Much of the world is trying to understand Vladimir Putin at the moment: to understand him, and also his country, Russia.
I can't say we're having a lot of luck with either, but here's a Russian poem from the 1800s with an interesting theme. I don't know if it helps with understanding Vladimir Putin, but it's certainly a novel way of thinking about one's homeland.
In this translation the poem comes out as pretty much doggerel. In the original it might be very fine.
Still, who doesn't enjoy a little doggerel from time to time?
"O mountains of my native country! O valleys of my
On you gleam Winter's snowflakes white and twinkle lambs of Summer--
On you the rosy sunlight glows, you know no deathly shudder!"
So, 'neath the earth did wistful yearn three homesick youths in Hades,
Who fain from out that under world to worlds above would hasten.
The first declared "We'll go in Spring!" The second "No, in Summer!"
"No," cried the third, "at harvesting, in time the grapes to gather!"
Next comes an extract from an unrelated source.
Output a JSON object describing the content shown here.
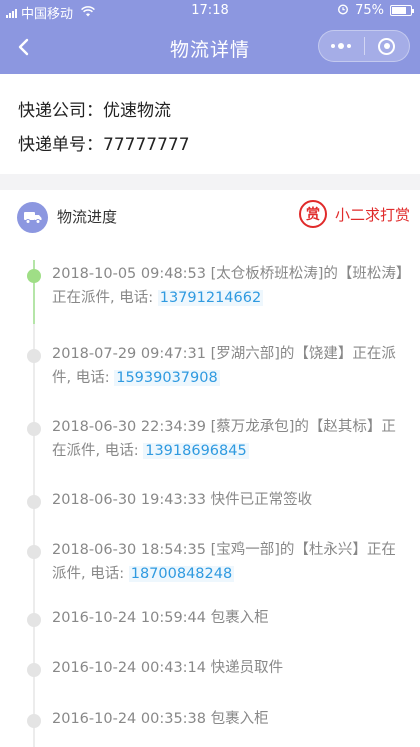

A listening maiden fair, o'erheard with heart resistless throbbing;
Upon her breast her arms she crossed and begged of them imploring--
"O take me to the upper world!" Alone the youths made answer,
"That cannot be, you fairest maid, that you with us be taken!
Your heels would clatter as you speed, your dress would rustle silken,
Your rattling ornaments warn death to hear us all escaping."
"My rustling dress I will unlace,--my ornaments forsaking,
Barefooted up the stairway steep will mute and cautious follow!
Ah, but too gladly would I gaze again on earthly living!
I fain my mother would console, sad for her daughter grieving--
would my brothers twain behold, who for their sister sorrow!"
"O do not yearn, thou wretched child, for those thou lovest, ever!
Thy brothers in the village street now joyful lead the wrestling--
And with the neighbours on the street thy mother gossips zestful!"
Perhaps the point is that the physical country is valuable, but the people are not.
Yes. Perhaps that does make sense of Vladimir Putin.
Word To Use Today: native. This word comes from the Latin nātīvus, which means innate or natural, from nascī, to be born.